A video (included below) circulating since the day of the Oscars ceremony, shows a group of people armed with spray paint covering each letter of the Hollywood sign with a colour representing a skin tone for all, keeping true to UOMA Beauty's mission to redefine diversity and inclusion.
Since the 1940s, the iconic sign hasn’t been lit, and reflects the natural lights of the city. “The Hollywood sign quite literally reflects off the city, so I wanted to make it a true reflection of the city and the diversity that lives here and, in the periphery, the rest of the world that looks up to and is highly influenced by Hollywood." UOMA Beauty Founder, Sharon Chuter explained.
Immediately after the Oscars, the sign had already returned back to its all-white self. A stark reminder that change is still needed, and the industry still has work to do.
“I know people will ask and question – ‘did that really happen?’ But I won’t pay much attention to that because it doesn’t matter. The focus should be on our message. Let’s leave the investigations to the great internet sleuths to validate or invalidate. UOMA Beauty is focused on the mission”, says Sharon Chuter.
UOMA Beauty took the beauty industry by storm at launch in 2019 with the new frontier of inclusivity it shines a light on. Inspired by the cultural heritage of the world’s most racially diverse continent, Africa, UOMA Beauty is most known for their award-winning, inclusive foundation range - Say What?! Foundation - that is designed for all and sports 51 shades. The shades are categorized into six distinct skin color groups called ‘Skin Kins’ - White Pearl, Fair Lady, Honey Honey, Bronze Venus, Brown Sugar, and Black Pearl – which were all used as inspiration and were represented on the painted Hollywood sign.
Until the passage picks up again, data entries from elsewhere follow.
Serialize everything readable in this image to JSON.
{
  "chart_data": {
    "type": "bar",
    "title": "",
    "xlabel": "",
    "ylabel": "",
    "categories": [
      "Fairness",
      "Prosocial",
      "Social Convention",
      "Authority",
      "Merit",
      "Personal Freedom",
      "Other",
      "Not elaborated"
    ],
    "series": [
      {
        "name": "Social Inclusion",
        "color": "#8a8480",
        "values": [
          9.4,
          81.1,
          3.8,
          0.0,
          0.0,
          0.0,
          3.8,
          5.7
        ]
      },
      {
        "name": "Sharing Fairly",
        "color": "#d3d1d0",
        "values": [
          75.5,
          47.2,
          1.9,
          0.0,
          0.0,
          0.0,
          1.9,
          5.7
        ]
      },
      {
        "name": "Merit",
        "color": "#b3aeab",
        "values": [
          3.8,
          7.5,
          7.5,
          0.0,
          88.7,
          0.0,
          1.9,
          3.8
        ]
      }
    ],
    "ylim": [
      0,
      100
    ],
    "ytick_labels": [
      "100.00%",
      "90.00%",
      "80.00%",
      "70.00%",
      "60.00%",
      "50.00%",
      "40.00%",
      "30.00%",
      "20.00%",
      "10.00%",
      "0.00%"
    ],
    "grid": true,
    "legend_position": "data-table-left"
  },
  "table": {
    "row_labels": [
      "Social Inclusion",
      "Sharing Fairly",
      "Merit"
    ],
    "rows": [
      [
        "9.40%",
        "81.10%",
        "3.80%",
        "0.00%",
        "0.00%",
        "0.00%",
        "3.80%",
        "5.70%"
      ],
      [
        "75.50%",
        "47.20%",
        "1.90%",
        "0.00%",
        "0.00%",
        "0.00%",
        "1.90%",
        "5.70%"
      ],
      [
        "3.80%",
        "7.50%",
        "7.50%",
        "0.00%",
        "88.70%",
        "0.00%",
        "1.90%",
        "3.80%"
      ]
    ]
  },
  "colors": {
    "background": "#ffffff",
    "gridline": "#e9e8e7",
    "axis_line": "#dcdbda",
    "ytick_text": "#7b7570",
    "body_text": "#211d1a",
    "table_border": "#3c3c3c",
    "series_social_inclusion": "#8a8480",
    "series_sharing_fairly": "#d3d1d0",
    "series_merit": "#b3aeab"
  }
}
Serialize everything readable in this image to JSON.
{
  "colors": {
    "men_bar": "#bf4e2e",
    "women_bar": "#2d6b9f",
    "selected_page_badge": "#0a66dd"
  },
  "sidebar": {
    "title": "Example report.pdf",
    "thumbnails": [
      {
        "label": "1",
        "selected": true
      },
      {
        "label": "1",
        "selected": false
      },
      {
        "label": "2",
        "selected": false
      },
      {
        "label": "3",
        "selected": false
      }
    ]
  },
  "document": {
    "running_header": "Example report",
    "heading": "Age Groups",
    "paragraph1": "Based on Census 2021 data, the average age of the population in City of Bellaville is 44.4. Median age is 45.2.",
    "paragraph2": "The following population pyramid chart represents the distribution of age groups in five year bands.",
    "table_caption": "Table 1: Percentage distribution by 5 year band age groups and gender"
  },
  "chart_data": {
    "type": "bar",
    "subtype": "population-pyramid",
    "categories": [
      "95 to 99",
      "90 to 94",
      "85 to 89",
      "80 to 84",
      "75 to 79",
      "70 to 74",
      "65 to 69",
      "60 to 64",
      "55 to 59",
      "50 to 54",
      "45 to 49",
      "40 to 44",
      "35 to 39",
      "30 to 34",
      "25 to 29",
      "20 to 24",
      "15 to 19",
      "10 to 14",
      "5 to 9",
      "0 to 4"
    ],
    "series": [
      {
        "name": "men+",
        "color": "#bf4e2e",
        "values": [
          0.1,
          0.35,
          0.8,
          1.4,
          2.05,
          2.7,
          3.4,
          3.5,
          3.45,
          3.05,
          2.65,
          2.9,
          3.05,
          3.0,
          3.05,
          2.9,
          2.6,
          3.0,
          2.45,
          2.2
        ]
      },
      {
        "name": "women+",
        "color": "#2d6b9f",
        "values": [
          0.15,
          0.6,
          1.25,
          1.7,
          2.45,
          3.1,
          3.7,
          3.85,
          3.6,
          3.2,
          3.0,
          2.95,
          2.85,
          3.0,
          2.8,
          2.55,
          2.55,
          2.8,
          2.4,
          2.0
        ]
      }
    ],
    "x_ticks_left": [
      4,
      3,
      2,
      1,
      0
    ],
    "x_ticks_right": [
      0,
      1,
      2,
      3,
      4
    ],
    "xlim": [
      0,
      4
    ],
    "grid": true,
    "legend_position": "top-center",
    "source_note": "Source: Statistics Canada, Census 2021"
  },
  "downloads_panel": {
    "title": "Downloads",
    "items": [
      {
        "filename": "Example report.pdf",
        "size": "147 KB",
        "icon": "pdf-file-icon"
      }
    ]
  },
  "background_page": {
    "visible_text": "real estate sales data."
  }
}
See the video here on the brand's TikTok and Instagram pages:
"This project was deeply personal to me. Growing up as an Indian American in a very white space, I never saw people who looked like me in mainstream media and I'm just one subgroup. There are so many communities that remain unseen by Hollywood.” said Pereira O’Dell Creative Director responsible for the campaign, Anjali Rao. “This became a love note to them and a rally cry to inspire change for the future."